We're not trying to attack you, or jump down your thraot or anything of the like. We're simply trying to give suggestions on making your rats a little happier.

And it's just that, a SUGGESTION. You don't have to actually listen to a word we say, you don't have to respond at all. But please do be aware that if you post anything on here, we WILL give our opinions and advice, that's the PURPOSE of this forum. This is a public site, keep in mind anyone and everyone is free to post on here. Whether the post make you happy or put a bug in your behind, you have given them that opportunity to say what they have to say.

Please, do NOT attack us for trying to help you make your rats happier. Understand we are just loving rattie owners(like you) and love to see happy, spoiled rats. If we are not satisfied with the inadequate housing you've provided for your rats and told us about, we WILL critique.

Bottom line, don't attack us for stating opinions and giving advice on a public website where you've given us the choice to. Just ignore it if you don't agree with it.

(Edited for typos)


----------



## Vixie

*Re: Here's my Bob (and brothers Shugy, Snowy, & LeB*



Buzzkitty said:


> The first time was for having an edible house. Did I know what it's ingredients were? Did I know that most of them come *unwrapped*? Oh, the horror.


Yes, those Snak Shacks are NOT healthy for your ratties.

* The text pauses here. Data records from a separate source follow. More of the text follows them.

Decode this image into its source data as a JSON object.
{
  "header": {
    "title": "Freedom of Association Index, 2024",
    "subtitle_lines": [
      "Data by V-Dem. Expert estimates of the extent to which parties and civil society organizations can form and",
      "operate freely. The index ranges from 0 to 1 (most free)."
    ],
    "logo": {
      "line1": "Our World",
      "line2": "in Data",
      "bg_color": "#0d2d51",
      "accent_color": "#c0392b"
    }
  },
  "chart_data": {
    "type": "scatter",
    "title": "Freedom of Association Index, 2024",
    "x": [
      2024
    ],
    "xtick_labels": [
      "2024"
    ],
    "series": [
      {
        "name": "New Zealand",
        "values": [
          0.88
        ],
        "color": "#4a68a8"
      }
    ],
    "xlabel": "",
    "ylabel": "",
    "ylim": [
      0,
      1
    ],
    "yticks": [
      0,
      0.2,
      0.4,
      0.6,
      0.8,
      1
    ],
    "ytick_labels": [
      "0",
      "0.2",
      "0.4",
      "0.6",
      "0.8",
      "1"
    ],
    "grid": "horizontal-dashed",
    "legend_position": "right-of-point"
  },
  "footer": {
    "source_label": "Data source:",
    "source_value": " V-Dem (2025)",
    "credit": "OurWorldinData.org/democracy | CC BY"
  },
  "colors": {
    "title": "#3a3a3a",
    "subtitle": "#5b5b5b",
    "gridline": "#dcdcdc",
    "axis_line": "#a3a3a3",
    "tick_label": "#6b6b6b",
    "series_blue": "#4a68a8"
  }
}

But notice how I said they are NOT HEALTHY. Whoever told you about it was merely concerned for the health of your rats. Please, don't be offended when we try to help you to be the best rat owner you can.


----------



## cupids_cuties

*Re: Here's my Bob (and brothers Shugy, Snowy, & LeB*

nice rats
i think pews are adorable


----------



## OnlyOno

*Re: Here's my Bob (and brothers Shugy, Snowy, & LeB*

i think there's a difference between a suggestion and bombardment. the difference is when you receive a suggestion, you either take it or you don't. and that's that. bombardment is when you decide one way or another and people repeatedly suggest and counter-suggest to the point that it's irritating and overbearing. you guys suggested a bigger cage. the suggestion was not taken. and that is that. different people take care of their animals in different ways. that may hurt you or amaze you, but there is nothing productive that can be accomplished by badgering someone about what they should and should not do. that's all i'm saying.


----------



## Vixie

*Re: Here's my Bob (and brothers Shugy, Snowy, & LeB*



OnlyOno said:


> i think there's a difference between a suggestion and bombardment. the difference is when you receive a suggestion, you either take it or you don't. and that's that. bombardment is when you decide one way or another and people repeatedly suggest and counter-suggest to the point that it's irritating and overbearing. you guys suggested a bigger cage. the suggestion was not taken. and that is that. different people take care of their animals in different ways. that may hurt you or amaze you, but there is nothing productive that can be accomplished by badgering someone about what they should and should not do. that's all i'm saying.


That's not the problem.
The problem is this person is attacking US for giving suggestions.


----------



## Buzzkitty

*Re: Here's my Bob (and brothers Shugy, Snowy, & LeB*

I did not attack. I simply said thanks for the unsolicited advice, but I'm comfortable with my choices.
I was sharing pictures of my rats. 
I can tell them apart! Their temperments are all very different and they all have little quirks that tell me who they are. 
At first it was that two were bigger and two were smaller, but now it's just personality quirks.
I did dab food coloring on them at one point, but they licked it off. Yes, I put red dye number whatever on one of them. Heh heh.


----------



## cjshrader

*Re: Here's my Bob (and brothers Shugy, Snowy, & LeB*

Haha, that's hilarious. I wonder if you can use hair coloring on rats? Not that I ever would...but...a blonde rat would be cool.


----------



## OnlyOno

*Re: Here's my Bob (and brothers Shugy, Snowy, & LeB*

haha, i doubt it. hair coloring is so bad for your hair (admittedly i do it all the time, but my hair seems happier when i don't). i'd stick with food coloring. or you could use jello on them like they did for the color-changing horse in the wizard of oz!


----------



## cjshrader

*Re: Here's my Bob (and brothers Shugy, Snowy, & LeB*

Don't give me ideas


----------



## twitch

*Re: Here's my Bob (and brothers Shugy, Snowy, & LeB*

they used jello on the coloring changing horse? how would jello work at coloring the horse? i mean its all gooey and ... well jello-y...


----------



## OnlyOno

*Re: Here's my Bob (and brothers Shugy, Snowy, & LeB*

i think they just rubbed the powder into his white fur, or something. i wish i really knew, ha ha. something about jello and the colors on that horse though. if i find a link or something i'll def post it. 

EDIT: found a page saying it was a jello paste that worked, as the horse could lick it off but not take the color out. the page the article linked to though, cannot be found (of course). XD


----------